"The technique of television acting is so different from anything that has ever been done before. You have an audience
of three, sitting at home.
"The worst television performers are men who are marvellous public speakers. They get up and, as it were, address
an audience of a thousand people in the town hall, and that's fatal."
After learning to project that big voice, and use those compelling eyes, Noele Gordon had to learn that "on television
you have to be less than life". And for a woman who sees herself as rather larger than life, this cannot have been easy,
though the rewards have been great.
Nollie had singled out 'Weir End' as "her" house several years ago, while it was still occupied. "I had a lot of
friends in the area, and when we were out having a run on a Sunday afternoon I used to look at this house as we drove past
and I would say 'That's my house.
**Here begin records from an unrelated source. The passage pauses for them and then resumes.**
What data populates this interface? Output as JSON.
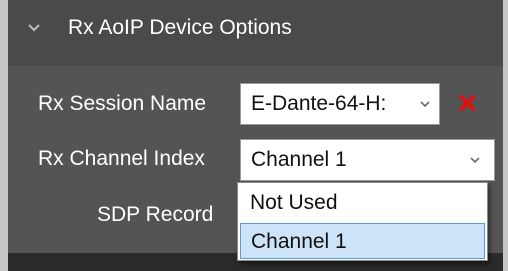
{
  "section": {
    "title": "Rx AoIP Device Options",
    "expand_icon": "chevron-down-icon"
  },
  "fields": {
    "session": {
      "label": "Rx Session Name",
      "value": "E-Dante-64-H:",
      "arrow_icon": "chevron-down-icon",
      "clear_icon": "close-icon",
      "clear_color": "#e01010"
    },
    "channel": {
      "label": "Rx Channel Index",
      "value": "Channel 1",
      "arrow_icon": "chevron-down-icon",
      "options": [
        "Not Used",
        "Channel 1"
      ],
      "selected_option": "Channel 1"
    },
    "sdp": {
      "label": "SDP Record"
    }
  },
  "colors": {
    "panel": "#545454",
    "header": "#4a4a4a",
    "highlight": "#cde3f7",
    "highlight_border": "#5a9ad6"
  }
}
That's where I'm going to live one day'."
Then, in 1963, while on holiday in Trinidad, Noele heard that 'Weir End' was for sale. "Buy it," she cabled her
mother. Now, in addtion to 'Weir End', Noele has a small flat on the top floor of a new 31-story block of flats in Birmingham,
one of the highest points in Britain, and a few minutes walk from the Crossroads studios.
"My mother and I enjoy each other's company, and we're never together long enough to get bored. By the time I come
home for the weekend we have all sorts of things to tell each other, but if we lived here day in day out I expect we'd get
to screaming pitch."
In Crossroads Meg Richardson is a widow with two children. In life, Noele Gordon has never married or
had a family. Are there regrets?
"I suppose ... yes," said Noele, after another pause. "I suppose I'd like to have been married but ... I don't
know ... I never really met the right man to marry.
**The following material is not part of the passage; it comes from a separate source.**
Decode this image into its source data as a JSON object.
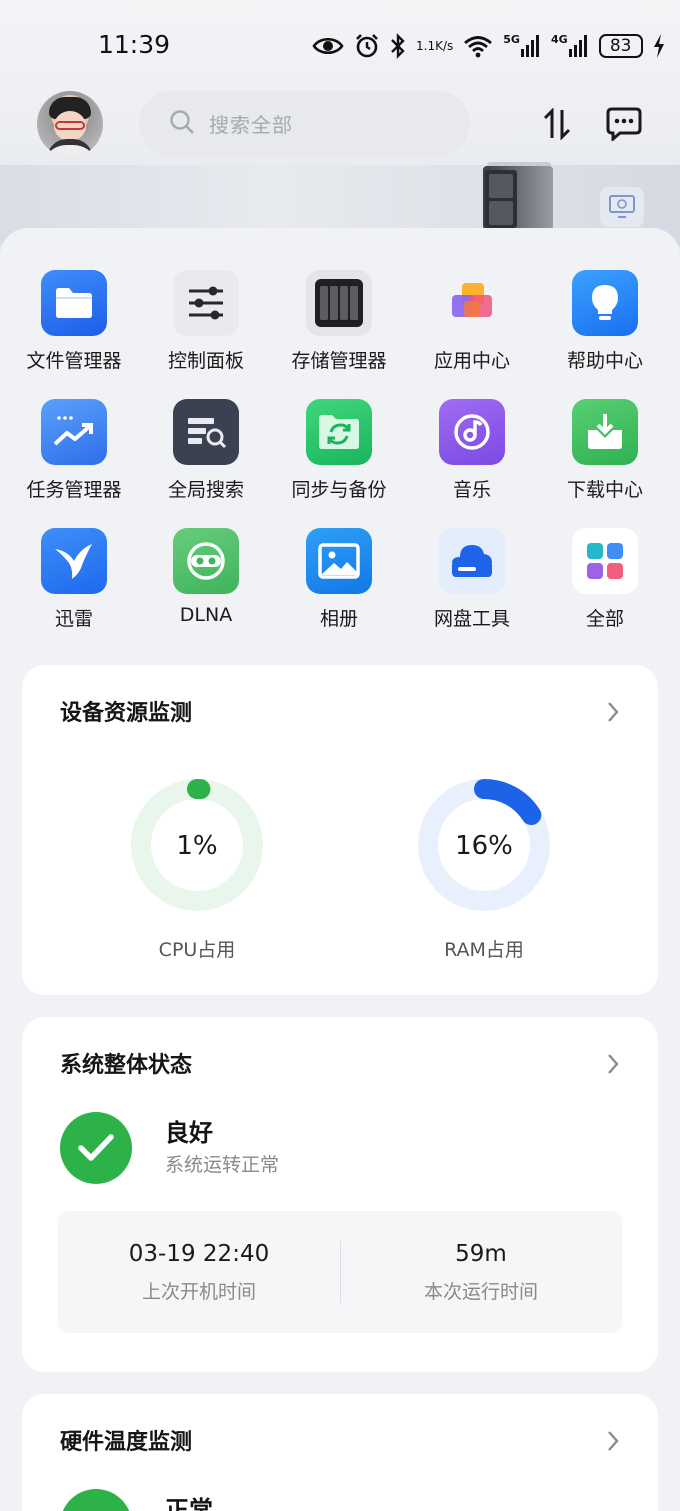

"It isn't that I'm very choosy, but I get easily bored. I don't think I'm the marrying kind. I think, honestly,
it would drive me mad.
"I don't feel that women are necessarily unfulfilled if they don't have children. I'm not that absolutely mad keen
on children. I like them, but I have never had a strong maternal instinct at all.
"I don't think I'm likely to change my views now. I have a lot of very good men freinds. I love men's company.
I adore men. And I also have a lot of very good women friends!"
There have, of course, been tempting moments. "Yes, I was once proposed to at midnight in Times Square, New York,
by a Hollywood agent, and I must say I was tempted.
"But I think it's asking an awful lot to expect me to see someone at the breakfast table and again over the dinner table
at night, seven days a week. It's just not on!
"Don't misunderstand me. I believe in marriage, and I think this modern thing of throwing marriage away is a great,
great mistake.
"But for me, marriage would be terribly restrictive. I don't think now that I could tie myself down. I'm
terribly fond of my independence - though that's not to say I wouldn't like to have a man for companionship and to do all
the very handy things that a man can do, like changing the tyres on the car."
How does she cope with this sort of problem?
"Look helpless," said Noele, who looks anything but. In fact, she recently blew a tyre while driving on the M5
to Birmingham, but was far less put out by the fact she almost turned the car over than by the idea of arriving late for rehearsals,
Puntuality is part of Noele's professional creed. Patience with the public is another. Her house stands above
a scenic stretch of dual carriageway that takes traffic between Ross and Monmouth. And in the summer, it's not unknown
for holidaymakers, total strangers, to drop in unannounced.
"When I turn up to do a personal appearance, I want a thousand people there, so I can't be rude to one person in my garden.
These are the people who made me, and they can just as quickly unmake me.